Key words: Specificity. Maximal oxygen uptake. Anaerobic threshold. Running. Cycling.
The effects of training on the body depend on the interaction of at least three factors: initial fitness level; applied overload (intensity, duration, and weekly frequency); and type of exercise (movement specificity).
The possible transference of the training effects from one type of exercise to another has been broadly investigated. This model of study is rather interesting, as it allows one to assess the physiologic mechanisms accountable for and/or limit body adjustments to training.
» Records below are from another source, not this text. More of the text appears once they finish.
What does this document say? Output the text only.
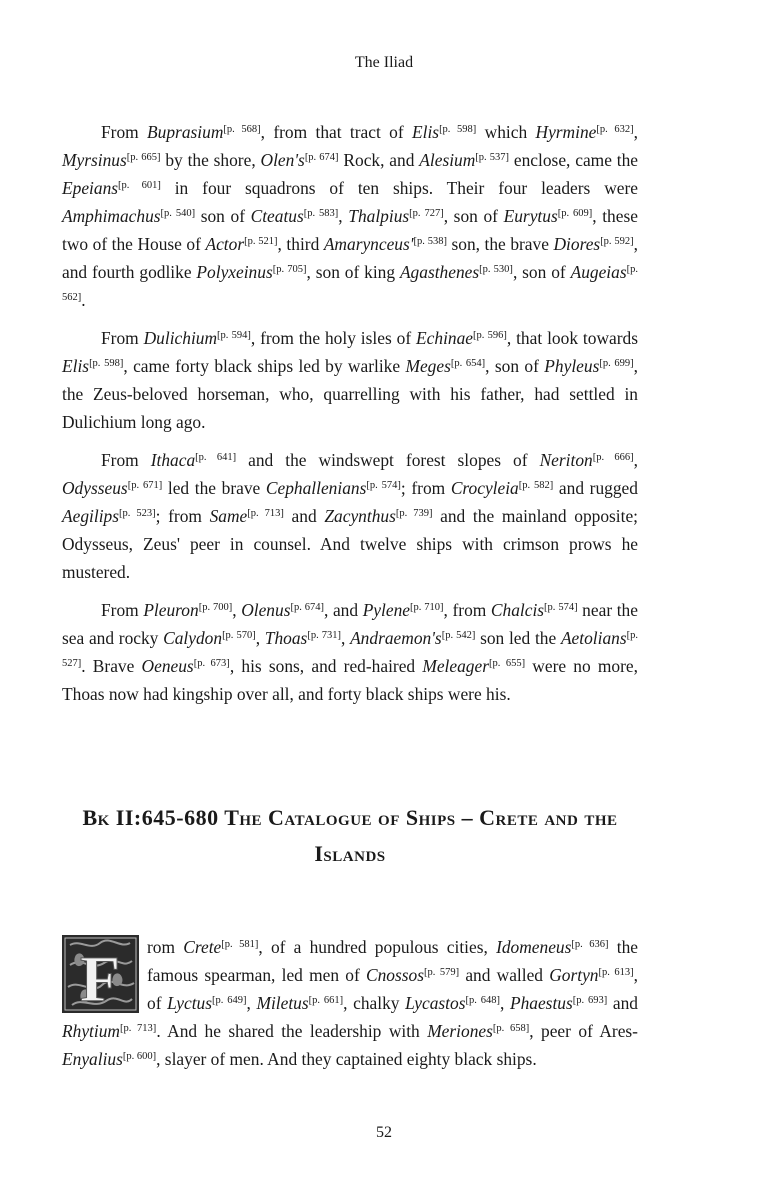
The Iliad

From Buprasium[p. 568], from that tract of Elis[p. 598] which Hyrmine[p. 632], Myrsinus[p. 665] by the shore, Olen's[p. 674] Rock, and Alesium[p. 537] enclose, came the Epeians[p. 601] in four squadrons of ten ships. Their four leaders were Amphimachus[p. 540] son of Cteatus[p. 583], Thalpius[p. 727], son of Eurytus[p. 609], these two of the House of Actor[p. 521], third Amarynceus'[p. 538] son, the brave Diores[p. 592], and fourth godlike Polyxeinus[p. 705], son of king Agasthenes[p. 530], son of Augeias[p. 562].

From Dulichium[p. 594], from the holy isles of Echinae[p. 596], that look towards Elis[p. 598], came forty black ships led by warlike Meges[p. 654], son of Phyleus[p. 699], the Zeus-beloved horseman, who, quarrelling with his father, had settled in Dulichium long ago.

From Ithaca[p. 641] and the windswept forest slopes of Neriton[p. 666], Odysseus[p. 671] led the brave Cephallenians[p. 574]; from Crocyleia[p. 582] and rugged Aegilips[p. 523]; from Same[p. 713] and Zacynthus[p. 739] and the mainland opposite; Odysseus, Zeus' peer in counsel. And twelve ships with crimson prows he mustered.

From Pleuron[p. 700], Olenus[p. 674], and Pylene[p. 710], from Chalcis[p. 574] near the sea and rocky Calydon[p. 570], Thoas[p. 731], Andraemon's[p. 542] son led the Aetolians[p. 527]. Brave Oeneus[p. 673], his sons, and red-haired Meleager[p. 655] were no more, Thoas now had kingship over all, and forty black ships were his.

Bk II:645-680 The Catalogue of Ships – Crete and the Islands
F	rom Crete[p. 581], of a hundred populous cities, Idomeneus[p. 636] the famous spearman, led men of Cnossos[p. 579] and walled Gortyn[p. 613], of Lyctus[p. 649], Miletus[p. 661], chalky Lycastos[p. 648], Phaestus[p. 693] and Rhytium[p. 713]. And he shared the leadership with Meriones[p. 658], peer of Ares-Enyalius[p. 600], slayer of men. And they captained eighty black ships.

52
Moreover, such data also interest the professionals in charge of assessment and training multiple-sports athletes (biathlon and triathlon), or injured athletes who need, for a period of time, to replace the type of movement they perform in their training.
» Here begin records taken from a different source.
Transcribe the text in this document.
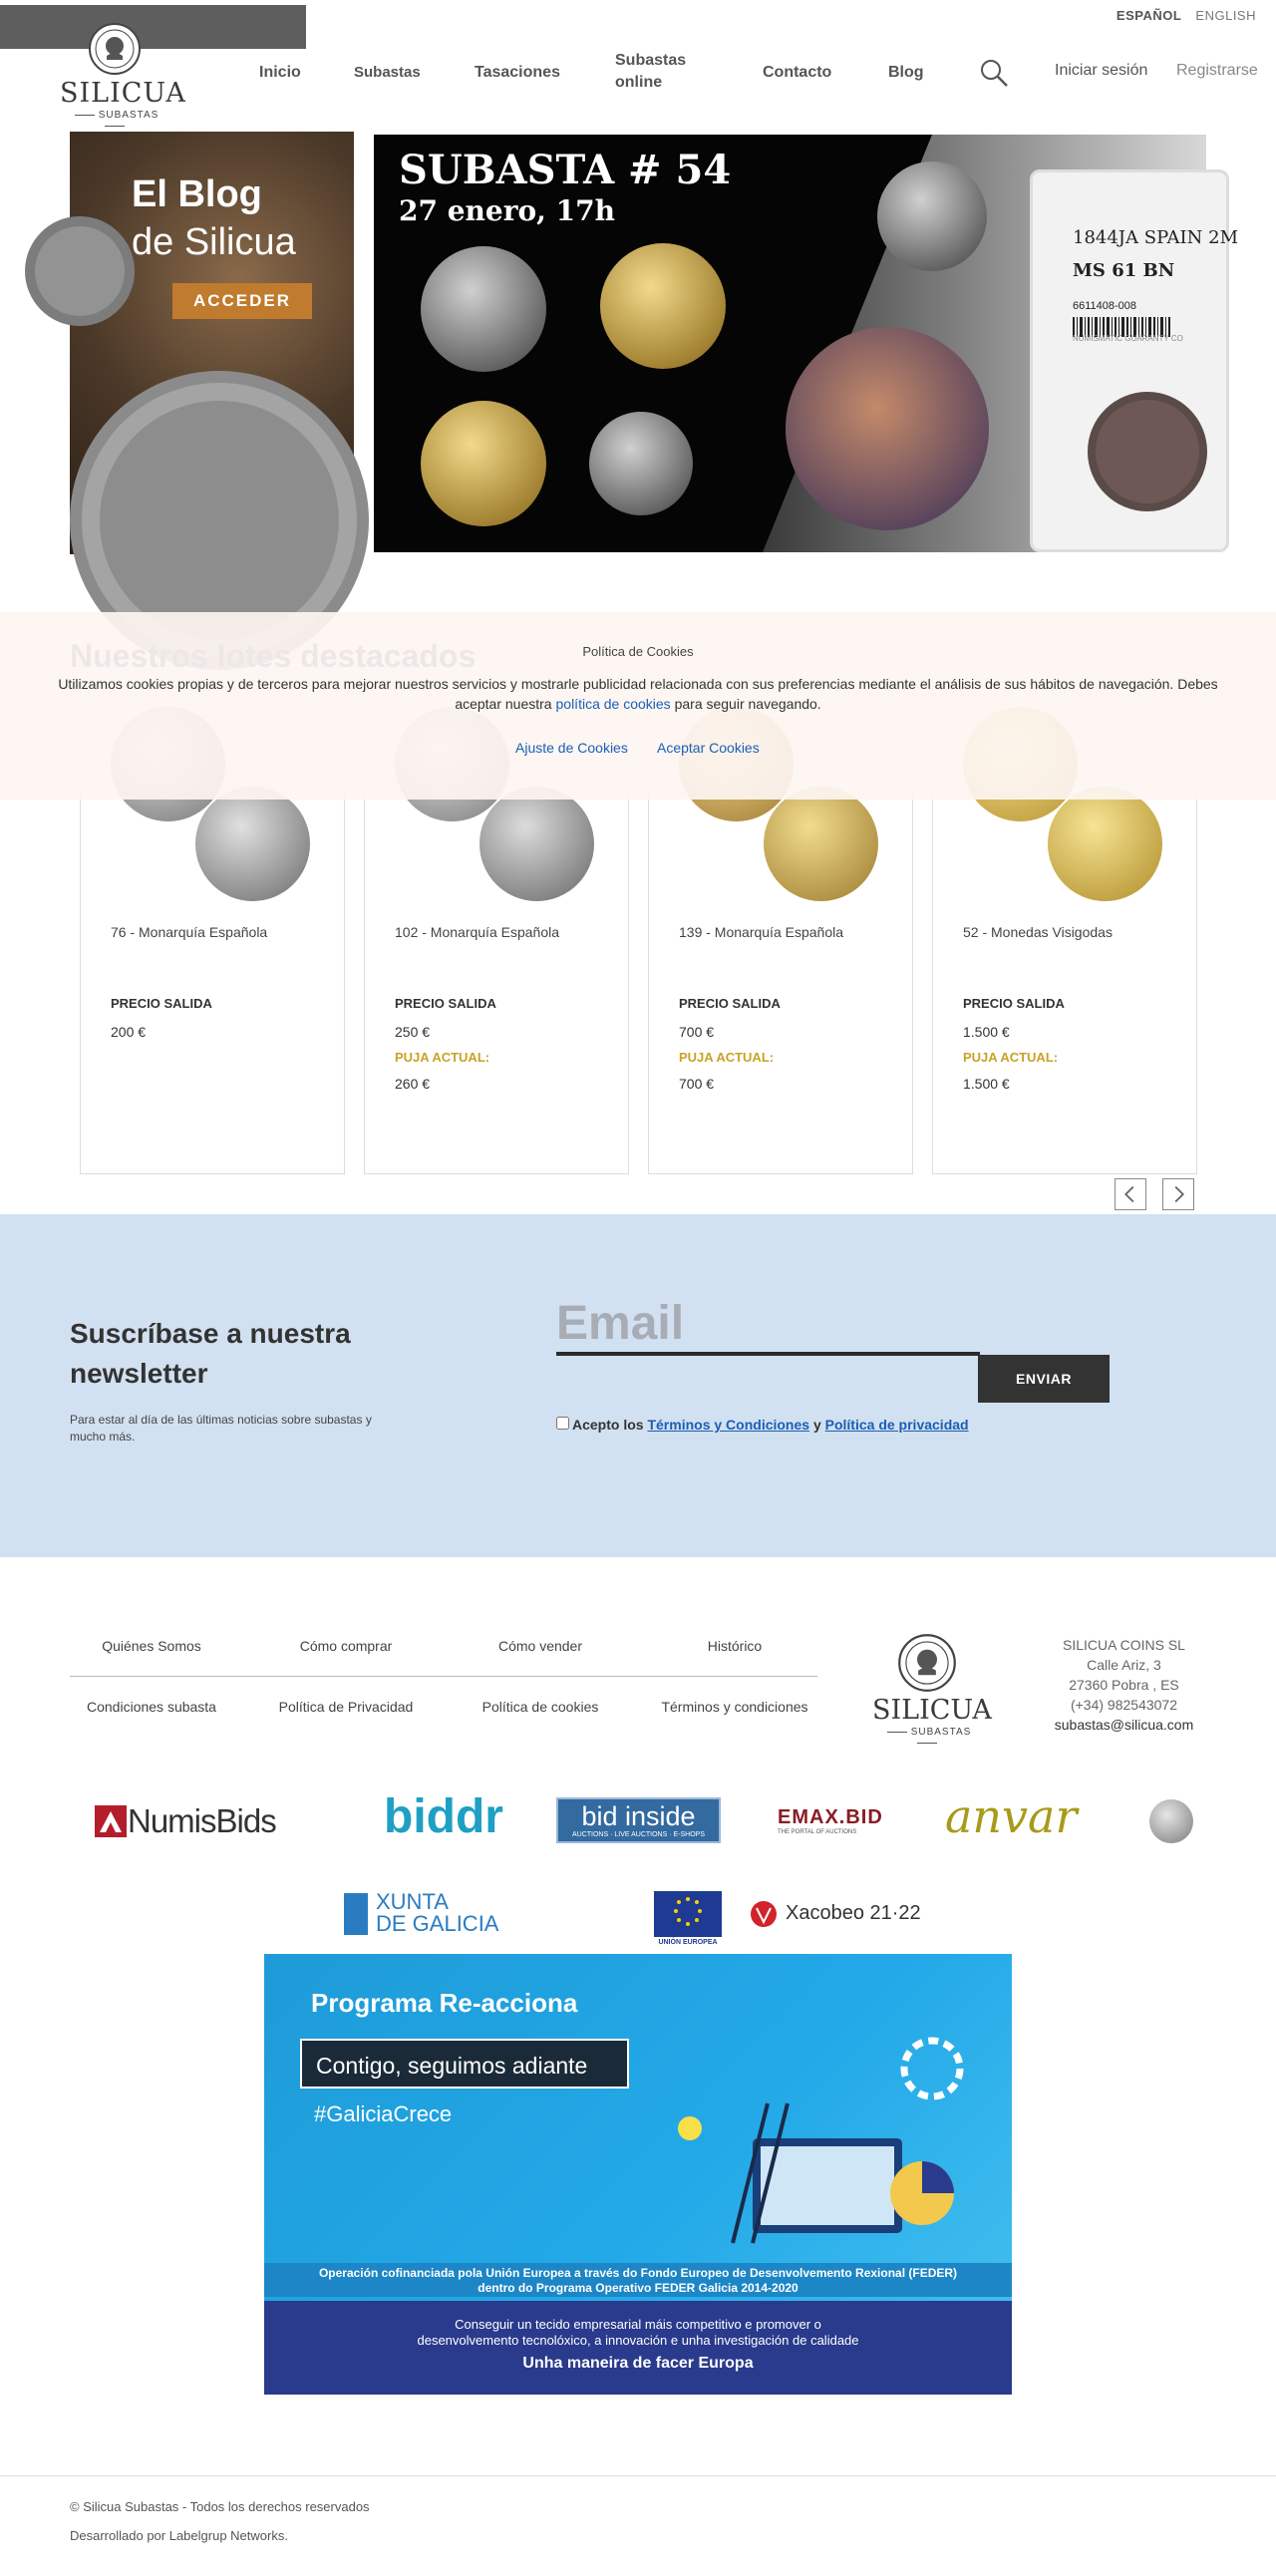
ESPAÑOL ENGLISH
SILICUA
SUBASTAS
Inicio	Subastas	Tasaciones
Subastas online
Contacto	Blog	Iniciar sesión Registrarse
El Blog
de Silicua
ACCEDER
SUBASTA # 54
27 enero, 17h
1844JA SPAIN 2M
MS 61 BN
6611408-008
NUMISMATIC GUARANTY CO
76 - Monarquía Española
PRECIO SALIDA
200 €
102 - Monarquía Española
PRECIO SALIDA
250 €
PUJA ACTUAL:
260 €
139 - Monarquía Española
PRECIO SALIDA
700 €
PUJA ACTUAL:
700 €
52 - Monedas Visigodas
PRECIO SALIDA
1.500 €
PUJA ACTUAL:
1.500 €
Política de Cookies
Utilizamos cookies propias y de terceros para mejorar nuestros servicios y mostrarle publicidad relacionada con sus preferencias mediante el análisis de sus hábitos de navegación. Debes aceptar nuestra política de cookies para seguir navegando.
Ajuste de Cookies Aceptar Cookies
Suscríbase a nuestra newsletter
Para estar al día de las últimas noticias sobre subastas y mucho más.
Email
ENVIAR
Acepto los Términos y Condiciones y Política de privacidad
Quiénes Somos	Cómo comprar	Cómo vender	Histórico
Condiciones subasta	Política de Privacidad	Política de cookies	Términos y condiciones	SILICUA
SUBASTAS
SILICUA COINS SL
Calle Ariz, 3
27360 Pobra , ES
(+34) 982543072
subastas@silicua.com
NumisBids biddr	bid inside
AUCTIONS · LIVE AUCTIONS · E-SHOPS
EMAX.BID
THE PORTAL OF AUCTIONS	anvar
XUNTA
DE GALICIA
UNIÓN EUROPEA
Xacobeo 21·22
Programa Re-acciona
Contigo, seguimos adiante
#GaliciaCrece
Operación cofinanciada pola Unión Europea a través do Fondo Europeo de Desenvolvemento Rexional (FEDER)
dentro do Programa Operativo FEDER Galicia 2014-2020
Conseguir un tecido empresarial máis competitivo e promover o
desenvolvemento tecnolóxico, a innovación e unha investigación de calidade
Unha maneira de facer Europa
© Silicua Subastas - Todos los derechos reservados
Desarrollado por Labelgrup Networks.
Most of the studies that investigated the transference of the effects from aerobic training between different body segments (arm-leg or leg-arm) found that adjustments were limited to the trained segment1-3.
Studies that assessed such transference among the same body segments, but using different exercises (cycling-running or running-cycling), have collected data one may consider conflicting. In these studies, it has been noted that cycling-running and running-cycling may be similar4, higher from cycling to running5 or from running to cycling6. Such contraposition may be explained, in part, by lack of control and/or difference in the initial fitness status of the subjects in the previously mentioned studies. So, it has been suggested that transferences would be lower and lower, with the enhancement of the initial fitness status and, conversely, with sensitivity decrease of the training effects. However, very recent data collected from triathletes3 have shown that effects from cycling were transferred to running performance (longer distance covered in 30 minutes), which shows that, even in athletes, transference (at least for the performance) from cycling effects to running could exist.
Another less investigated aspect is that the magnitude of the training effects transference between running and cycling could depend on the physiologic indices used to determine training effects. As the peak oxygen uptake (O2peak) found in a maximum exertion test has been considered the golden standard to determine functional fitness of the cardiorespiratory system during physical activity7, a number of studies used it alone to assess possible transferences from training effects. However, this may not be the most suitable index, as a number of studies found, in moderately or highly trained subjects, that there may little or even no change in O2peak, even though some adjustments and improvement of aerobic performance may occur with training8. To confirm this, studies have found that short- (2-5 min), medium- (5-30 min), or long-term (> 30 min) performance does not depend on O2peak9,10 alone. This happens because, in trained subjects, O2peak seems to be limited by the central oxygen supply (maximum cardiac output)11, which, from a specific fitness level upward, does not change due to training. For the exercise intensity corresponding to O2peak (IO2peak), which is the best index to reflect the association between maximum aerobic power and economy of movement12, the aspects previously discussed do not seem to occur. IO2peak has shown to be a good aerobic performance predictor, and it is also sensitive to the effects of training in athletes, even when O2peak does not change, as there may be an improvement in the economy of movement13. The same seems to take place with lactate response to incremental exercises (known in general terms as anaerobic threshold AnT), which, as depending more of peripheral adaptations (muscular oxidative capability), is highly sensitive to training effects, and also presents high correlation with aerobic performance in medium- and long-duration events14. Notwithstanding, few studies have used AnT and, as far as we know, no study so far has investigated IO2peak to determine training effects transferences among different types of exercise.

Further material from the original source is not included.